When you work from home and wearing anything besides sweatpants is the exception rather than the norm, Christmas tends to sneak up on you. In the office-job days, I was surrounded by piles of Christmas chocolate and cookies, not to mention overwhelmed by party invitations as awesome as the Hyatt hotel's massive bash and as bizarre as Southcentre mall's.
Speaking of malls, I am pleased to report I haven't been in one this holiday season. Actually, I haven't been in one since I left for Paris.
My decision to avoid malls like the plague is partly due to the anti-stuff rant I went on at the beginning of the month, which was a lot about how blind consumerism is wrecking the world and a little about how my artist-year budget didn't really include Christmas shopping. I only had one mall-based item in my plan, a Lululemon running toque for Boyfriend because he keeps stealing mine and has an extraordinarily sweaty head. But I bailed on that idea altogether when I saw the traffic backed up three kilometres past the parking lot.

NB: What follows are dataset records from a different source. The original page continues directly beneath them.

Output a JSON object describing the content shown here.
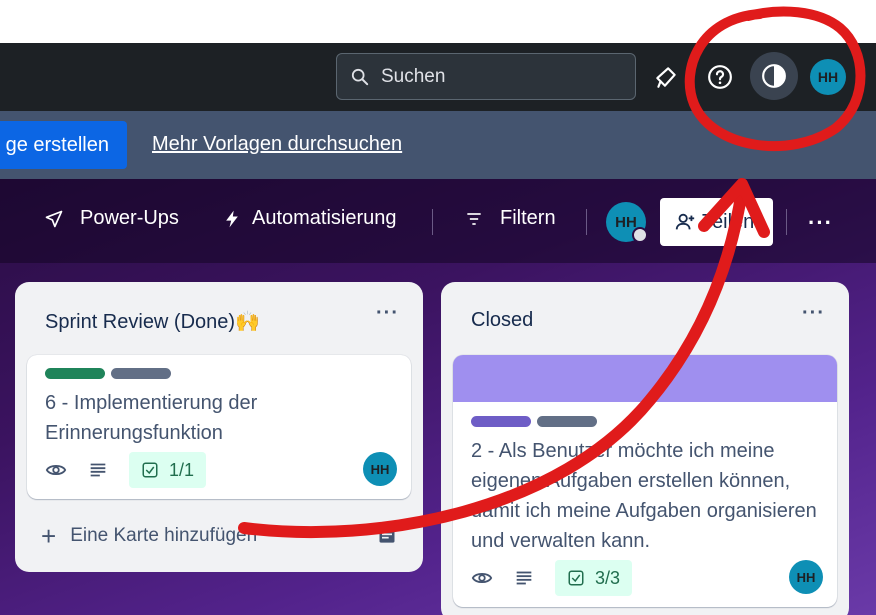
{
  "header": {
    "search_placeholder": "Suchen",
    "avatar_initials": "HH"
  },
  "banner": {
    "create_button": "ge erstellen",
    "browse_link": "Mehr Vorlagen durchsuchen"
  },
  "toolbar": {
    "powerups": "Power-Ups",
    "automation": "Automatisierung",
    "filter": "Filtern",
    "avatar_initials": "HH",
    "share": "Teilen",
    "more": "···"
  },
  "lists": [
    {
      "title": "Sprint Review (Done)🙌",
      "more": "···",
      "cards": [
        {
          "labels": [
            "#1f845a",
            "#626f86"
          ],
          "title": "6 - Implementierung der Erinnerungsfunktion",
          "checklist": "1/1",
          "avatar": "HH"
        }
      ],
      "add_card": "Eine Karte hinzufügen"
    },
    {
      "title": "Closed",
      "more": "···",
      "cards": [
        {
          "cover_color": "#9f8fef",
          "labels": [
            "#6e5dc6",
            "#626f86"
          ],
          "title": "2 - Als Benutzer möchte ich meine eigenen Aufgaben erstellen können, damit ich meine Aufgaben organisieren und verwalten kann.",
          "checklist": "3/3",
          "avatar": "HH"
        }
      ]
    }
  ],
  "colors": {
    "header_bg": "#1d2125",
    "banner_bg": "#44546f",
    "primary_button": "#0c66e4",
    "annotation_red": "#e01b1b"
  }
}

So I got creative. And now that I'm officially finished my gifting, I can say that I did rather well on the non-consumer front. The only non-recyclable items I purchased were a couple of gift cards and the only other tangible products were two books and a couple of mason jars – all of which can be re-used. This year's gifts were all from the heart, mostly homemade and offer a good mix of creativity, humour and practicality.
All of my gifts could also fit into a single shoe box if space was an issue. And they are also fairly aerodynamic if the recipients needed to reduce wind resistance for any reason. They are light enough that a person could run for their lives and still take their gift along with them, should they deem them that sentimentally valuable.

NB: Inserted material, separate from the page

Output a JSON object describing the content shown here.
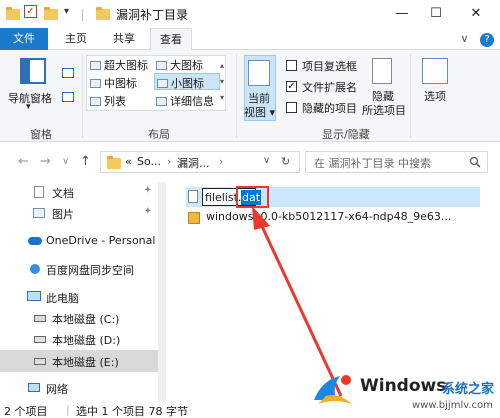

I can't tell you what they are, though, until after Christmas. But I can tell you I made excellent use of ye olde iTunes, the spectacular templates included with my word processing software and Google images. Now that I'm done, I can see about a hundred even MORE creative and less spendy things I could have done. But that's how it works. You get all spazzy about Christmas because OMG it's December 22nd and you haven't done anything so you run around Chapters and Starbucks and go freaking nuts with their mesmerizing "gift packs" and well-merchandized miscelany. I know, I get it. But if you just calm down and think about what you're good at and what makes you you, then you end up with some interesting ideas that are going to move your relationships forward.

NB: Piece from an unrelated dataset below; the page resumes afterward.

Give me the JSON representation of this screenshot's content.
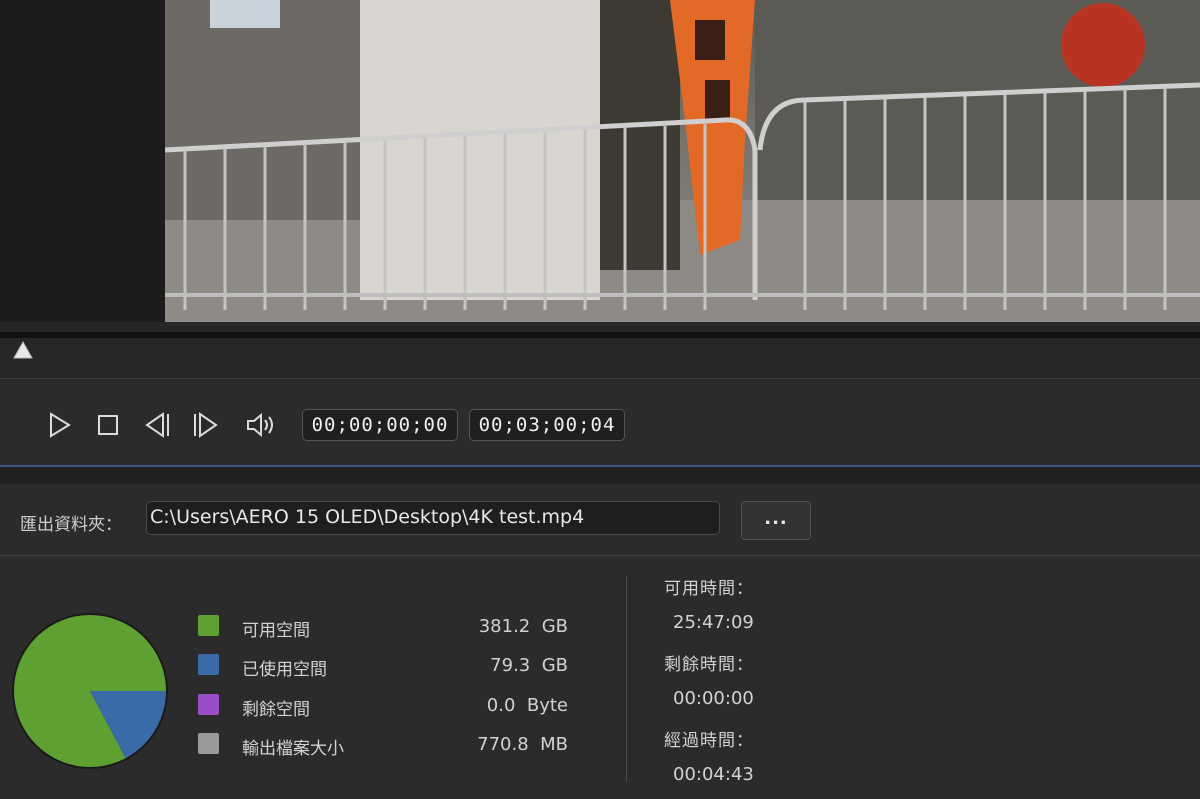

Okay, I'll tell you one gift, but only because there is NO WAY he'll read this blog before Christmas...or ever for that matter. For Boyfriend's dad, a golf fanatic who I've heard speak maybe seven words in the past two-and-a-half years, I made a CD of guided golf visualizations, found on iTunes. I also made a card reading: Let's Bond. I put a bunch of James Bond photos on it and wrote that I wanted to get to know him better.
It's a multiple choice gift with several options:
a) A round of golf. (I don't play golf, which I reminded him, meaning that he'd likely hate me by hole #3 so we might be better off at the driving range.)
b) Lunch and a glass of wine.
c) A morning run followed by a coffee or breakfast.
d) An afternoon sipping mint tea and talking about our feelings. Followed by pedicures and romantic comedies.
e) A luxury all-inclusive family holiday to Mexico. (Please book by December 24, 2008.)
So. You see what I mean. Some of those "options" are ridiculous and some I hope he doesn't choose, i.e. the golf, but the thought of going for a run and having breakfast? Me likey. I'll offer to make the eggs but then tell him that he makes the world's best omelettes (he does) and we'll go from there. Maybe he'll teach me his secret technique. Bingo bango bond-o.